On the congested deck of the Morgan Stanley I edge through the crowd, search in vain for a seat along the banquet benches. As requested, I introduce myself to Jerry’s clients and ensure their drink glasses are full to capacity, try to make small talk.
Lightheaded, I’m overtired from a combination of bursts of rigorous exercise, and the extreme heat and high humidity. Get a grip.
“We lost. What the hell happened?” asks Jerry.
“Just ran out of steam,” I say and swallow a bottle of water in one gulp. A waiter carries a loaded tray of drinks past and I grab a green-tinged cocktail. Mojitos. Fresh mint tastes like earth.
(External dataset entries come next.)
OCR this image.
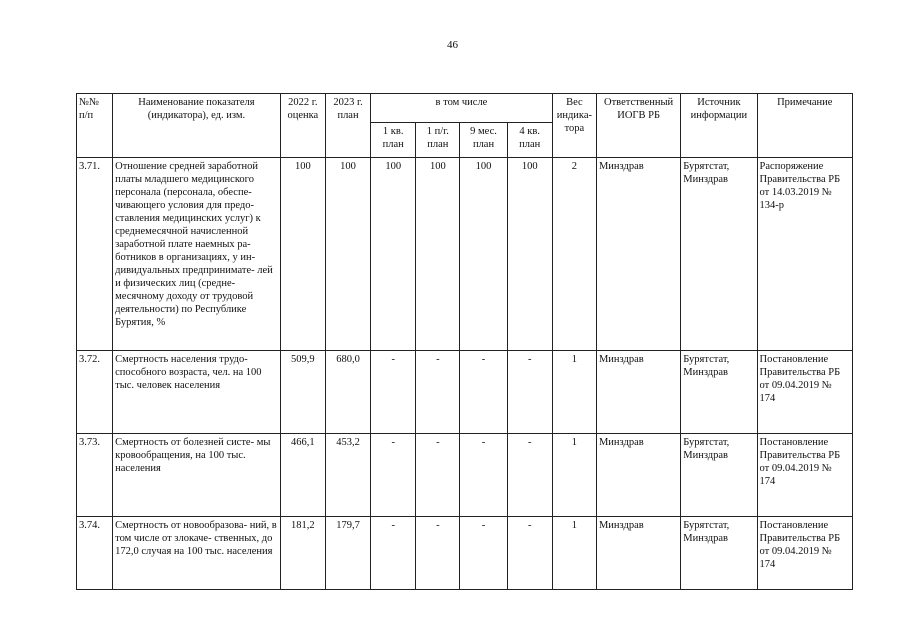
46
№№ п/п	Наименование показателя (индикатора), ед. изм.	2022 г. оценка	2023 г. план	в том числе				Вес индика- тора	Ответственный ИОГВ РБ	Источник информации	Примечание
				1 кв. план	1 п/г. план	9 мес. план	4 кв. план				
3.71.	Отношение средней заработной платы младшего медицинского персонала (персонала, обеспе- чивающего условия для предо- ставления медицинских услуг) к среднемесячной начисленной заработной плате наемных ра- ботников в организациях, у ин- дивидуальных предпринимате- лей и физических лиц (средне- месячному доходу от трудовой деятельности) по Республике Бурятия, %	100	100	100	100	100	100	2	Минздрав	Бурятстат, Минздрав	Распоряжение Правительства РБ от 14.03.2019 № 134-р
3.72.	Смертность населения трудо- способного возраста, чел. на 100 тыс. человек населения	509,9	680,0	-	-	-	-	1	Минздрав	Бурятстат, Минздрав	Постановление Правительства РБ от 09.04.2019 № 174
3.73.	Смертность от болезней систе- мы кровообращения, на 100 тыс. населения	466,1	453,2	-	-	-	-	1	Минздрав	Бурятстат, Минздрав	Постановление Правительства РБ от 09.04.2019 № 174
3.74.	Смертность от новообразова- ний, в том числе от злокаче- ственных, до 172,0 случая на 100 тыс. населения	181,2	179,7	-	-	-	-	1	Минздрав	Бурятстат, Минздрав	Постановление Правительства РБ от 09.04.2019 № 174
“Those rat bastards from Lehman probably cheated.”
“Next year.” I pluck my sweat dampened T-shirt away from my chest.
“Next year is fucking right.” Jerry shakes a fist at Lehman’s party junk tied directly to ours. Merrill Lynch is tied beyond Lehman’s and Goldman Sachs’s farther beyond. Apart from their corporate logos, the party junks are identical, a financial flotilla.
Music skips, scratches.
“Turntables. Jesus. They’ve got a fucking DJ over there.” Jerry squints across at the Lehman party junk, so packed with bankers, clients and party girls that it sinks down in the water, at least one foot lower than the Morgan Stanley.